Megill is playing on a $1.975MM salary in his first trip through arbitration. He crossed the four-year service threshold and will earn a slight raise for next season. The Mets control him through 2027.

Not surprised.
Whatever it takes to keep him out of the Mets’ rotation
Yup. We need more Montas contracts, no doubt. Tylor is a very affordable back of the rotation pitcher but carry on anyway.
Megill has been horrible for 6 years.
Get the surgery done.
Next!
He has been replaced anyway with the 3 kids.
Unfortunate for Megill. It seemed he had unlocked something late in the 2024 season and the very beginning of 2025. Could have been a useful piece for the Mets had he stayed healthy. It will be interesting to see whether the Mets give Megill the same sentimental treatment they’ve given to Paul Blackburn and Drew Smith among others, and tender him a contract for 2026.
Not the only injury the Mets had to deal with early in the week. Luis Torrens just went on the injured list with a bruised right forearm — Hayden Senger is up from Triple-A Syracuse to fill in.
I think the Torrens injury hurts much worse. Torrens will obviously never be an All-Star, but his defense is excellent, and he sometimes delivers with clutch hits.
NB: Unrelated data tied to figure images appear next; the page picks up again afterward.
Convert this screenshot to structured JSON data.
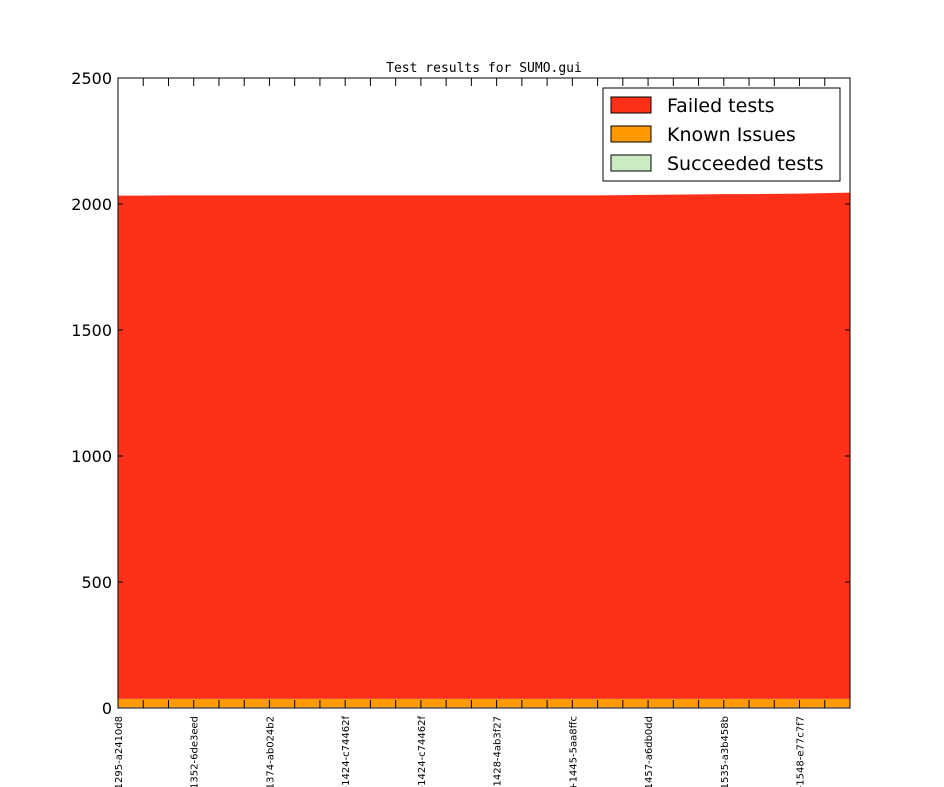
{
  "chart_data": {
    "type": "area",
    "title": "Test results for SUMO.gui",
    "xlabel": "",
    "ylabel": "",
    "ylim": [
      0,
      2500
    ],
    "yticks": [
      0,
      500,
      1000,
      1500,
      2000,
      2500
    ],
    "grid": false,
    "legend_position": "top-right",
    "x_tick_labels": [
      "1295-a2410d8",
      "1352-6de3eed",
      "1374-ab024b2",
      "-1424-c74462f",
      "-1424-c74462f",
      "1428-4ab3f27",
      "+1445-5aa8ffc",
      "1457-a6db0dd",
      "1535-a3b458b",
      "-1548-e77c7f7"
    ],
    "num_points": 30,
    "series": [
      {
        "name": "Succeeded tests",
        "color": "#ccebc5",
        "values": [
          3,
          3,
          3,
          3,
          3,
          3,
          3,
          3,
          3,
          3,
          3,
          3,
          3,
          3,
          3,
          3,
          3,
          3,
          3,
          3,
          3,
          3,
          3,
          3,
          3,
          3,
          3,
          3,
          3,
          3
        ]
      },
      {
        "name": "Known Issues",
        "color": "#ff9900",
        "values": [
          33,
          33,
          33,
          33,
          33,
          33,
          33,
          33,
          33,
          33,
          33,
          33,
          33,
          33,
          33,
          33,
          33,
          33,
          33,
          33,
          33,
          33,
          33,
          33,
          33,
          33,
          33,
          33,
          33,
          33
        ]
      },
      {
        "name": "Failed tests",
        "color": "#ff3019",
        "values": [
          1997,
          1997,
          1998,
          1998,
          1998,
          1998,
          1998,
          1998,
          1998,
          1998,
          1998,
          1998,
          1998,
          1998,
          1998,
          1998,
          1998,
          1998,
          1998,
          1998,
          1999,
          2000,
          2001,
          2002,
          2003,
          2003,
          2004,
          2005,
          2007,
          2009
        ]
      }
    ]
  }
}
I honestly prefer him to Francisco Alvarez at this point. Alvarez is too inconsistent with the bat and (even after improvements made in the minors) terrible defensively, not someone who will really help a team. Having two bad hands coming down the stretch definitely doesn’t help him.
Reports have Torrens likely to come back after the minimum 10 days – I think they ILed him because you just can’t play games without a healthy backup catcher
“Solid 3.95 earned run average?” Solid as what?
That’d be a franchise record for your Rox, dunno why you’re cryin!
Mets score on average 4.78 runs per game. That gives them a solid chance to win every time Megill takes the hill.
3.95 is the new 2.95. It’s solid.
Shame, Hope it’s not too serious. Maybe just convert to a reliever.
“… he was typically good for five solid innings in his starts.”
Crap. Megill is notorious for struggling throughout his career to get five, never mind “five solid.” His career average per start is a miserable 4-2/3, and in 2025 in 14 GS he only went 68.1 innings, so… less than 5.
MLBTR’s random, pointless shilling is bizarre. It can make MLB dot com look insightful.